2. Who was actually founding the American colonies and running them from 1607-1660? It was not the British Crown, which followed a policy of salutary neglect in most domestic matters. The Crown usually only interfered with imperial concerns surrounding defense and international commerce. It was mostly a. privately owned joint stock companies, b. aristocratic proprietors, and c. middle-class lawyers, ministers, and farmers making their own agreements like the Mayflower Compact, founding their own legislatures
3. Identify one major change in British policy toward the Colonies starting in the 1660s. First, there was political ambition in the Restoration to take pride in the Empire and these unexpectedly prosperous colonies. Second, economic competition with other nations led the Brits to embrace mercantilism and pass the Navigation Act, the most important piece of imperial legislation prior to the American Revolution.
4. 1675-1676 was a violent year in American history (and exactly 100 years before the American Revolution would break out). Name the civil war that broke out in Virginia in 1676. It was Bacon's Rebellion. Nathanial Bacon was actually fairly well off and on his way to becoming a respected planter but he couldn't rise higher because of aristocratic cronyism among Gov. Sir William Berkeley's friends. He wanted a fur license to trap on the frontier; Indians were resentful of white encroachment; Bacon wanted permission to retaliate, etc.
5. Why did Salem, Massachusetts, become famous in 1692? Events in Salem Village resulted in the infamous Witchcraft Trials. Between February 1692 and May 1693 more than 150 people were arrested and imprisoned, with even more accused who were not formally pursued by the authorities. The two courts convicted twenty-nine people of the capital felony of witchcraft. Nineteen of the accused, fourteen women and five men, were hanged. At least one dog was also hanged. One man, refusing to enter a plea, was ordered to be crushed to death under heavy stones. At least five more of the accused died in prison. This notorious chapter in American history started in Salem Village in 1692. Betty Parris, age 9, and her cousin Abigail Williams, age 1, the daughter and niece (respectively) of Reverend Samuel Parris, began to have fits described as "beyond the power of Epileptic Fits or natural disease to effect" by John Hale, minister in nearby Beverly. The girls screamed, threw things about the room, uttered strange sounds, crawled under furniture, and contorted themselves into peculiar positions, according to the eyewitness account of Rev. Deodat Lawson, a former minister in the town. The girls complained of being pinched and pricked with pins. A doctor, historically assumed to be William Griggs, could find no physical evidence of any ailment. Other young women in the village began to exhibit similar behaviors.
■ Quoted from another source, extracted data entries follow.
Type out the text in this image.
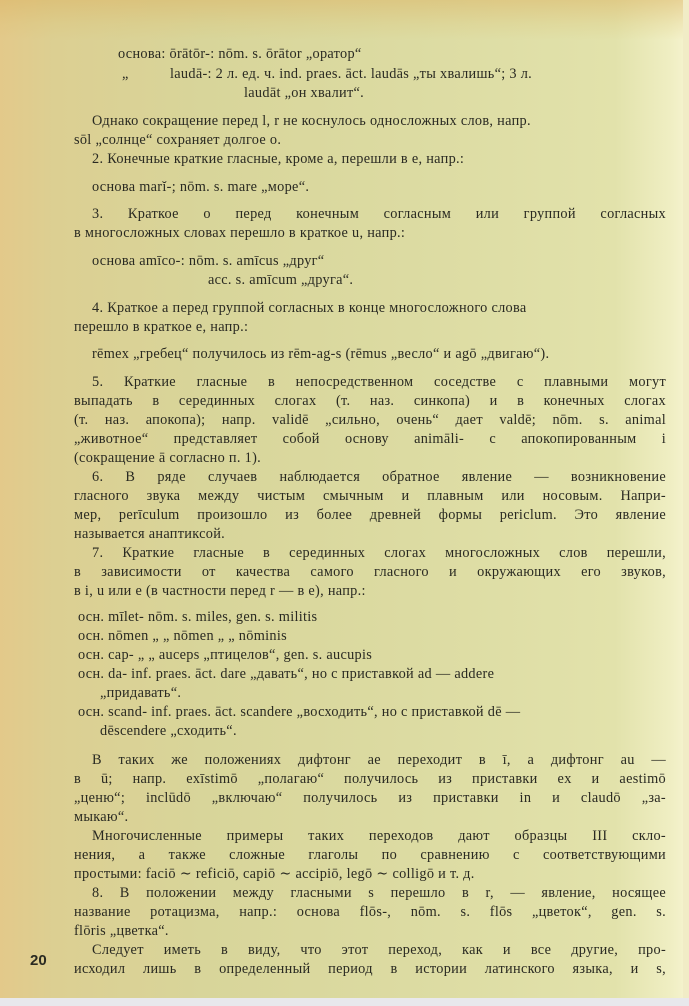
основа: ōrātōr-: nōm. s. ōrātor „оратор“
„	laudā-: 2 л. ед. ч. ind. praes. āct. laudās „ты хвалишь“; 3 л.
laudāt „он хвалит“.
Однако сокращение перед l, r не коснулось односложных слов, напр.
sōl „солнце“ сохраняет долгое о.
2. Конечные краткие гласные, кроме a, перешли в e, напр.:
основа marĭ-; nōm. s. mare „море“.
3. Краткое о перед конечным согласным или группой согласных
в многосложных словах перешло в краткое u, напр.:
основа amīco-: nōm. s. amīcus „друг“
acc. s. amīcum „друга“.
4. Краткое a перед группой согласных в конце многосложного слова
перешло в краткое e, напр.:
rēmex „гребец“ получилось из rēm-ag-s (rēmus „весло“ и agō „двигаю“).
5. Краткие гласные в непосредственном соседстве с плавными могут
выпадать в серединных слогах (т. наз. синкопа) и в конечных слогах
(т. наз. апокопа); напр. validē „сильно, очень“ дает valdē; nōm. s. animal
„животное“ представляет собой основу animāli- с апокопированным i
(сокращение ā согласно п. 1).
6. В ряде случаев наблюдается обратное явление — возникновение
гласного звука между чистым смычным и плавным или носовым. Напри-
мер, perīculum произошло из более древней формы periclum. Это явление
называется анаптиксой.
7. Краткие гласные в серединных слогах многосложных слов перешли,
в зависимости от качества самого гласного и окружающих его звуков,
в i, u или e (в частности перед r — в e), напр.:
осн. mīlet- nōm. s. miles, gen. s. militis
осн. nōmen „ „ nōmen „ „ nōminis
осн. cap- „ „ auceps „птицелов“, gen. s. aucupis
осн. da- inf. praes. āct. dare „давать“, но с приставкой ad — addere
„придавать“.
осн. scand- inf. praes. āct. scandere „восходить“, но с приставкой dē —
dēscendere „сходить“.
В таких же положениях дифтонг ae переходит в ī, а дифтонг au —
в ū; напр. exīstimō „полагаю“ получилось из приставки ex и aestimō
„ценю“; inclūdō „включаю“ получилось из приставки in и claudō „за-
мыкаю“.
Многочисленные примеры таких переходов дают образцы III скло-
нения, а также сложные глаголы по сравнению с соответствующими
простыми: faciō ∼ reficiō, capiō ∼ accipiō, legō ∼ colligō и т. д.
8. В положении между гласными s перешло в r, — явление, носящее
название ротацизма, напр.: основа flōs-, nōm. s. flōs „цветок“, gen. s.
flōris „цветка“.
Следует иметь в виду, что этот переход, как и все другие, про-
исходил лишь в определенный период в истории латинского языка, и s,
20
When Lawson preached in the Salem Village meetinghouse, he was interrupted several times by outbursts of the afflicted.
6. Who was "King Philip" and why did he become famous in 1675? He was an Indian named Metacomet, a Wampanoag chief who was the son of Massasoit who had helped the Pilgrims. Matacomet declared war against New Englanders because of land disputes and resentment of white encroachment. King Philip's War resulted in more than 1,000 deaths in southern New England. Colonial historian Francis Jennings estimated that the war killed nearly 7 of every 8 Indians and 30 of every 65 English settlers. King Philip's War was proportionately one of the bloodiest and costliest in the history of America.
In her book The Name of War, Boston University Professor Jill Lepore theorizes that King Philip's War was the beginning of the development of a greater American identity, for the trials and tribulations suffered by the colonists made them into a group distinct from their English ties.
This was not the first coordinated, large-scale Indian attack on British North Americans. Indians attacked Tidewater Virginians at Jamestown and elsewhere on Good Friday, March 22, 1622.